I thought moving out of the midwest would make me happy, but I’m not much happier. It sounds lame but making friends in your mid- twenties is hard! It sucks to find people to hang out with. I use to write and blog a lot. It use to make me feel something and now it seems i avoid it. I’m not sure why.
I started my new job about two weeks ago. As with every new job, new place, I stay in the corner waiting for that look, whisper, and judgement. I hate it. I hate not knowing when that moment of realization of my past - putting the two together, my face with that girl in porn - will hit the entire room, the entire workplace. I don’t know if I can handle another firing over my past.
They took my picture for their website portfolio of staff yesterday. I fought it, but in the end they won. I didn’t have a good enough reason that I could say out loud for them not blasting my photo on the web. Funny a bit considering more than just my face is blasted all over the Internet. I’m scared for when the photo goes live. I’m sure some douchebag will recognize me and say something just like in all my other experiences at work. Shit, there have been so many jobs. I’m so sick of job jumping. I just want to excel at one place for awhile.
Well I’ll let you know if anyone says anything this week or if somehow I can keep that photo from going live. I just want to be normal for awhile not worry about this stuff.

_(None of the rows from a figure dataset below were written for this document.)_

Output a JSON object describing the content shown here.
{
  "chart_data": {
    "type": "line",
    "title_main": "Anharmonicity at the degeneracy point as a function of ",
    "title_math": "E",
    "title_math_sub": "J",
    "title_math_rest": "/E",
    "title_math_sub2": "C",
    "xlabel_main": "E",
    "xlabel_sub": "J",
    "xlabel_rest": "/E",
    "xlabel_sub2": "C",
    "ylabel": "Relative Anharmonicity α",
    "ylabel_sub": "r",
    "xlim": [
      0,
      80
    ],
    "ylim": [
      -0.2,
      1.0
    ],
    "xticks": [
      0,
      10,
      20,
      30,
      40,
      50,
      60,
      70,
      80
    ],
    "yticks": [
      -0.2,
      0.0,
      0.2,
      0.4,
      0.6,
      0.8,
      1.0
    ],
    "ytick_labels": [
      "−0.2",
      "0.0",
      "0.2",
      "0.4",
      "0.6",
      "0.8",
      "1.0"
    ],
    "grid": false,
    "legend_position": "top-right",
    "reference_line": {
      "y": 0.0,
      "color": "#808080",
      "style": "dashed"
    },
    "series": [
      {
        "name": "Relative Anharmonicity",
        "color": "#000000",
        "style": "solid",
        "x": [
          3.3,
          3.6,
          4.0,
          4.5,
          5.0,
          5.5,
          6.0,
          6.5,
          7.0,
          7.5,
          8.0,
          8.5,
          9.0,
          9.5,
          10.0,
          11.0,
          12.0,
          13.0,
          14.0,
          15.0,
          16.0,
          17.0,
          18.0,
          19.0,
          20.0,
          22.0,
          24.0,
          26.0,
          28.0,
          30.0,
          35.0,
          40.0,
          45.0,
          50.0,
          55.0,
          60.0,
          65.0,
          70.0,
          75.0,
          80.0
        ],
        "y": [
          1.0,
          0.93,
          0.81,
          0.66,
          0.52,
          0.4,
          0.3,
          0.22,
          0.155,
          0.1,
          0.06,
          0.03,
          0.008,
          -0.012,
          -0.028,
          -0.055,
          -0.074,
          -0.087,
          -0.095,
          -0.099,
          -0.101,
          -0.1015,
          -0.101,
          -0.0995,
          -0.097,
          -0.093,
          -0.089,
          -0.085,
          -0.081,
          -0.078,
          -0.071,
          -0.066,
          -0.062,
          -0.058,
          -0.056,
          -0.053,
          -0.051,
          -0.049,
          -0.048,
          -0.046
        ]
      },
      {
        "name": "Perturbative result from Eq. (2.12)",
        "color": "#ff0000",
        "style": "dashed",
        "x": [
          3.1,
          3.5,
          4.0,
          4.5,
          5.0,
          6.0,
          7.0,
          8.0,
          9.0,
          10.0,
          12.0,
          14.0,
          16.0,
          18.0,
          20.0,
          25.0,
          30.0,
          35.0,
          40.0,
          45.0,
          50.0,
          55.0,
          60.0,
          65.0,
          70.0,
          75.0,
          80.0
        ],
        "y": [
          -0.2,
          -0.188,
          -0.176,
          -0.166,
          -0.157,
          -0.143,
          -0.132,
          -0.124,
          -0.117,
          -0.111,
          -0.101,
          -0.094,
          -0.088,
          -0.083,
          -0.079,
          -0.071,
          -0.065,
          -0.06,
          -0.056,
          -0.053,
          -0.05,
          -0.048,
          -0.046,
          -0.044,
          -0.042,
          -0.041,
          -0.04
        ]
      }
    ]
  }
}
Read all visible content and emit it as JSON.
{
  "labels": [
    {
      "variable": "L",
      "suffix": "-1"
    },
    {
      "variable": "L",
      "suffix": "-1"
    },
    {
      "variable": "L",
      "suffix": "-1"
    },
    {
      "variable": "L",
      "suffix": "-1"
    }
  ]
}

I remember driving down Sunset Blvd when this song came on. We gave each other a look that signaled this was a song to roll the windows down to. He cranked the volume and it was a smooth blast. He was in the industry with me. A good friend that I fell for… hard. The wind tickled my neck as we drove with no destination or care, and I remember thinking, while this song played, that he was worth the crappy part of my existence in porn. I didn’t know what I was doing, but he made me feel like I had a friend throughout it. I miss him.
I’m moving. I’m finally getting out of the cornfields and into the mountains. California is still my No.1, but the mountains are second so I’ll take that with an exhale of relief. To be honest, I’d have moved almost anywhere - anyway to get out, but I’m thankful I’ll be out of the midwest. I need a break from the closed minds and fake hearts.